A Paris il est 23 heures. Le président va se coucher après une conférence téléphonique avec le chancelier allemand. Un sommet européen est prévu, le surlendemain. Au même moment, le premier conseiller du chef d’État reçoit un coup de fil du conseiller du chef d’état-major de la DGSE : le plan d’action vient d’être mis en place.

***

18 janvier, 11 heures 30.

Suite 6201, dans un Grand Hôtel de Manhattan. L’homme est anxieux. Il a reçu voici quelques semaines un courriel à son bureau, à Washington. « On » lui en voudrait, il faut s’attendre à un coup bas prochainement.

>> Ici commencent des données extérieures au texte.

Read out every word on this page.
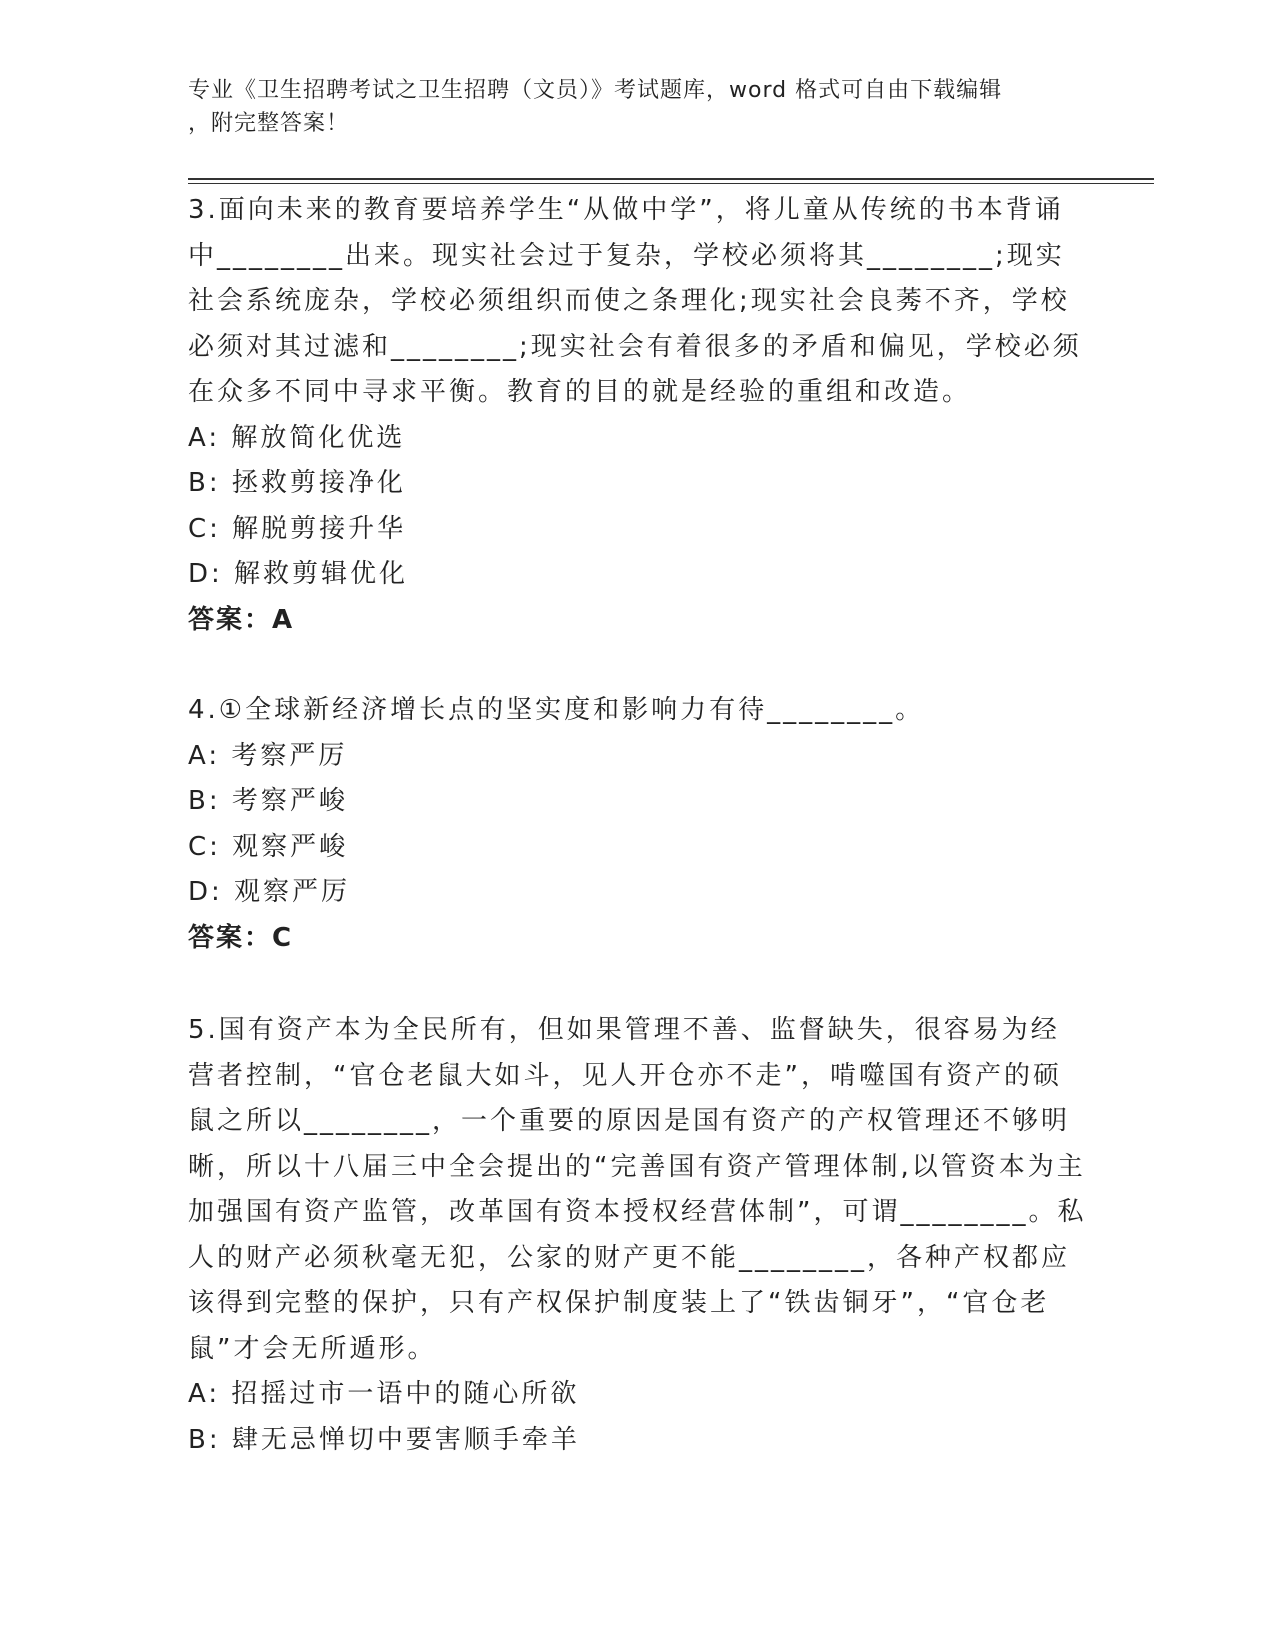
专业《卫生招聘考试之卫生招聘（文员）》考试题库，word 格式可自由下载编辑
，附完整答案！

3.面向未来的教育要培养学生“从做中学”，将儿童从传统的书本背诵中________出来。现实社会过于复杂，学校必须将其________;现实社会系统庞杂，学校必须组织而使之条理化;现实社会良莠不齐，学校必须对其过滤和________;现实社会有着很多的矛盾和偏见，学校必须在众多不同中寻求平衡。教育的目的就是经验的重组和改造。

A: 解放简化优选
B: 拯救剪接净化
C: 解脱剪接升华
D: 解救剪辑优化
答案：A

4.①全球新经济增长点的坚实度和影响力有待________。

A: 考察严厉
B: 考察严峻
C: 观察严峻
D: 观察严厉
答案：C

5.国有资产本为全民所有，但如果管理不善、监督缺失，很容易为经营者控制，“官仓老鼠大如斗，见人开仓亦不走”，啃噬国有资产的硕鼠之所以________，一个重要的原因是国有资产的产权管理还不够明晰，所以十八届三中全会提出的“完善国有资产管理体制,以管资本为主加强国有资产监管，改革国有资本授权经营体制”，可谓________。私人的财产必须秋毫无犯，公家的财产更不能________，各种产权都应该得到完整的保护，只有产权保护制度装上了“铁齿铜牙”，“官仓老鼠”才会无所遁形。

A: 招摇过市一语中的随心所欲
B: 肆无忌惮切中要害顺手牵羊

La semaine de travail a été pénible et il a peu dormi. Il décide de prendre un bain et se relaxer avant de partir déjeuner. Son trois-pièces et sa chemise s’éparpillent sur le lit. Le gras de son embonpoint fait « blop » sur le bas ventre en retombant. Devant le miroir, il se gratte les joues, fait la moue. Ses yeux louchent vers le nombril, il ne voit plus ses orteils. Toutes ces années de travail assidu, de réunions et ripailles, les nuits courtes, le stress ont eu raison de la sveltesse de ses vingt ans. Bien que son téléphone portable sonne, il se laisse un peu de répit et plonge dans la baignoire pour quelques minutes de repli.

Dans les couloirs, le chef d’étage organise le service de chambre. Une jeune femme doit faire les cinq suites numérotées 6101 à 6501.

***

18 janvier, 11 heures 38.

Une femme de chambre, de type africain, utilise sa carte électronique et entre dans la suite 6201. Comme d’usage, elle annonce « Ménage ! », mais personne ne répond. Elle commence par ranger le plateau du petit-déjeuner sur le chariot, puis plie proprement les vêtements négligemment jetés sur le lit et les dépose sur une commode. Elle change les draps du lit qui reprend une allure présentable.

La femme de chambre se dirige ensuite vers la salle de bain et y entre. Le banquier sort de sa torpeur au moment où la femme referme soigneusement la porte. Il observe silencieusement la scène. Elle retire sa blouse de travail et la pose sur un tabouret. L’ébène de sa peau souligne des formes généreuses. D’abord surpris, l’homme sent son excitation prendre le dessus, sort du bain et la prend violemment. La soubrette se laisse faire sans broncher, ne laissant apparaître aucune émotion. La satisfaction se lie aux rictus sur les lèvres du banquier, qui met beaucoup d’entrain à satisfaire son ego. L’affaire à peine terminée, la femme de chambre se rhabille. Pendant ce temps, lui, gazouille. Soudain elle griffe et gifle l’homme, qui se fâche et contre-attaque. Elle tombe violemment au sol, se relève et s’en fuit. L’homme s’habille, rassemble ses affaires sans précipitation.

Les caméras de surveillance placées dans le lobby et à l’extérieur de l’hôtel filment l’homme rejoindre avec nonchalance le taxi qui l’attend. Il sera légèrement en retard au déjeuner.

***

Bureau de la NYPD, 15 heures 20.

Une plainte pour agression est déposée par téléphone, par une femme qui se dit être responsable du service VIP d’un hôtel de luxe. L’agent de police contacte alors une ambulance et lance un appel à la patrouille la plus proche du lieu du crime.

La victime est rentrée chez elle, annonce-t-on aux deux policemen, un homme et une jeune femme, tout juste diplômée de l’académie. Ensemble, ils effectuent un état des lieux scrupuleux, interrogent avec zèle le personnel et les managers de l’hôtel. Le nom du client de la 6201 sort très vite. Dans le doute, les policiers informent immédiatement leur agent de liaison, qui lui-même téléphone immédiatement au FBI.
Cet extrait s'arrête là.